Du Sahel aux Grands Lacs, la circulation incontrôlée d'armes alimente les groupes armés et les trafics transfrontaliers. L'UA a mis en place une stratégie continentale 2020-2030 pour harmoniser les politiques, renforcer la gestion des stocks et inclure femmes et jeunes dans les efforts de désarmement.
Des campagnes comme le Mois de l'amnistie africaine, au cours desquelles 30 000 armes et 200 000 munitions ont été détruites, montrent que la coopération régionale peut produire des résultats concrets. Mais, souligne M. Ibn Chambas, la tâche reste immense : « Contrôler la prolifération des armes est une condition préalable à la paix durable et au développement ».
Au-delà des frontières physiques, de nouvelles menaces surgissent dans le cyberespace. L'avancée des technologies a ouvert un marché parallèle où se côtoient imprimantes 3D, forums clandestins et trafics dématérialisés.

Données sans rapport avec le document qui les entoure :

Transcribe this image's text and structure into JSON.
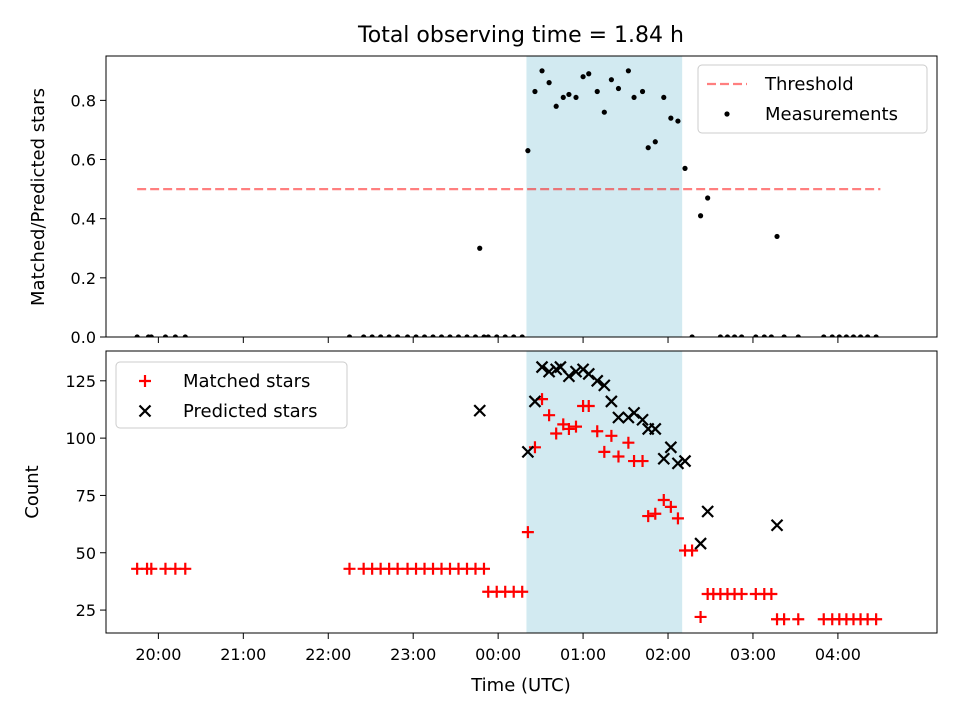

« Le commerce illicite des armes n'est pas une menace isolée : il alimente et finance un réseau de crimes transnationaux, du terrorisme au trafic de drogue », a expliqué Roraima Ana Andriani, représentante d'INTERPOL.
L'organisation policière mondiale, forte de 196 membres, coordonne désormais des opérations transfrontalières et gère la base iARMS, qui recense plus de deux millions d'armes perdues ou volées. Ses « opérations Trigger » ont permis de retirer des dizaines de milliers d'armes de la circulation, notamment en Amérique latine, où 9 000 armes et 300 000 munitions ont été saisies récemment.
Pour Mme Andriani, il faut aller plus loin : « La lutte contre le commerce illicite des armes exige une cohérence entre les dimensions diplomatiques et opérationnelles de la sécurité ».
De New York à Port-au-Prince, du Sahel à l'Amazonie, la prolifération des armes légères révèle une faillite collective : celle d'un monde incapable de contenir les flux de métal et de poudre qui nourrissent ses crises. Ces armes, souvent fabriquées légalement, finissent entre les mains de groupes armés, de trafiquants ou de civils désespérés, et transforment les fractures sociales en guerres ouvertes.
Les initiatives existent, mais manquent de moyens et de volonté politique. Comme l'a résumé Adedeji Ebo, « notre responsabilité est claire : prévenir la diversion et la fabrication illicite des armes, ou faire face aux conséquences d'une insécurité qui s'enracine ».
Chaque pistolet récupéré, chaque fusil détruit, chaque frontière surveillée est une victoire invisible. Mais dans un monde saturé d'armes, la paix reste une course contre la montre.